Documents shed light on 30-year-old death investigation
More than 30 years ago, a state police corporal interviewed the father of a 2-year-old who was found dead after his mother claimed he was kidnapped. At the time, Alfred Masciarelli Sr. told the now-retired corporal that there was “a good possibility that (Glenda Masciarelli, the child’s mother) imagined what happened on Sunday and it didn’t really happen.”
Now, Glenda Masciarelli, 52, of Masontown is in Fayette County Prison, charged with drowning Alfred Masciarelli Jr. The child’s body was found in a Georges Township creek after Glenda Masciarelli told police a man kidnapped her son on Sept. 26, 1976, while they were taking a walk.
Last year, troopers re-interviewed her, and she reportedly told police that she concocted that story and acknowledged that she harmed her son. However, she reportedly told police she could not remember what happened.
Court records released this week include police documents and interviews, and records from mental health caseworkers who talked to her 30 years ago.
Masciarelli’s husband told police that his wife was a sleepwalker who frequently claimed she was being followed by a man with a knife. The sleepwalking started about 16 months before Alfred Masciarelli Jr.’s body was found, according to mental health reports, filed on July 9 and 16, 1975.
The report indicated that Masciarelli, who formerly lived in Ohio, did not want to move back there because of the sleepwalking incidents because she feared she may harm her son. Another report indicated that she lost interest in life when she learned she was pregnant.
She twice sought mental health counseling, and did not return after the second visit.
Her now-ex husband told police that his wife would “crawl like a baby around the house.”

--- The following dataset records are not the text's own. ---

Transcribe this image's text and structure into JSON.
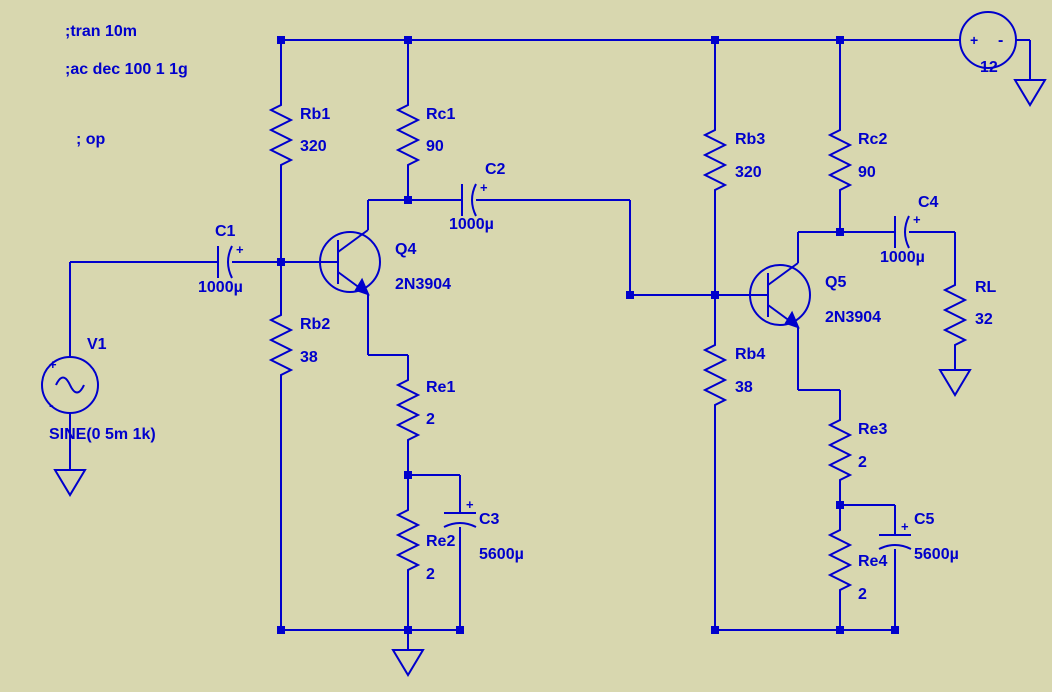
{
  "directives": {
    "tran": ";tran 10m",
    "ac": ";ac dec 100 1 1g",
    "op": "; op"
  },
  "source": {
    "name": "V1",
    "value": "SINE(0 5m 1k)"
  },
  "stage1": {
    "Rb1": {
      "name": "Rb1",
      "value": "320"
    },
    "Rc1": {
      "name": "Rc1",
      "value": "90"
    },
    "Rb2": {
      "name": "Rb2",
      "value": "38"
    },
    "Re1": {
      "name": "Re1",
      "value": "2"
    },
    "Re2": {
      "name": "Re2",
      "value": "2"
    },
    "C1": {
      "name": "C1",
      "value": "1000µ"
    },
    "C2": {
      "name": "C2",
      "value": "1000µ"
    },
    "C3": {
      "name": "C3",
      "value": "5600µ"
    },
    "Q4": {
      "name": "Q4",
      "model": "2N3904"
    }
  },
  "stage2": {
    "Rb3": {
      "name": "Rb3",
      "value": "320"
    },
    "Rc2": {
      "name": "Rc2",
      "value": "90"
    },
    "Rb4": {
      "name": "Rb4",
      "value": "38"
    },
    "Re3": {
      "name": "Re3",
      "value": "2"
    },
    "Re4": {
      "name": "Re4",
      "value": "2"
    },
    "C4": {
      "name": "C4",
      "value": "1000µ"
    },
    "C5": {
      "name": "C5",
      "value": "5600µ"
    },
    "Q5": {
      "name": "Q5",
      "model": "2N3904"
    }
  },
  "load": {
    "RL": {
      "name": "RL",
      "value": "32"
    }
  },
  "supply": {
    "value": "12"
  }
}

Earlier this year, Masciarelli’s attorney, Nicholas Timperio, challenged that prosecutors did not have sufficient evidence to charge her in her son’s death.
However, Judge John F. Wagner Jr. ruled that evidence from a forensic pathologist that Alfred Masciarelli died of drowning in 1 1/2 feet of creek water was sufficient to use in support of the criminal homicide charge.
Forensic pathologist Dr. Cyril H. Wecht testified that the water would have come to the boy’s waist, making it likely that he would have been able to get out of the water. Wecht indicated the boy died from asphyxiation due to drowning.
To make his determination, Wecht examined photos of the boy from the scene and at the time of the child’s autopsy. He said he found no indication that any other trauma would have led to the child’s death.
Wagner found that Wecht’s testimony satisfied a court rule that requires evidence independent of Masciarelli’s recent statements to police to show that a crime occurred.
Since the discovery documents were filed, Timperio has 30 days to file any additional motions associated with the case before it’s scheduled for trial.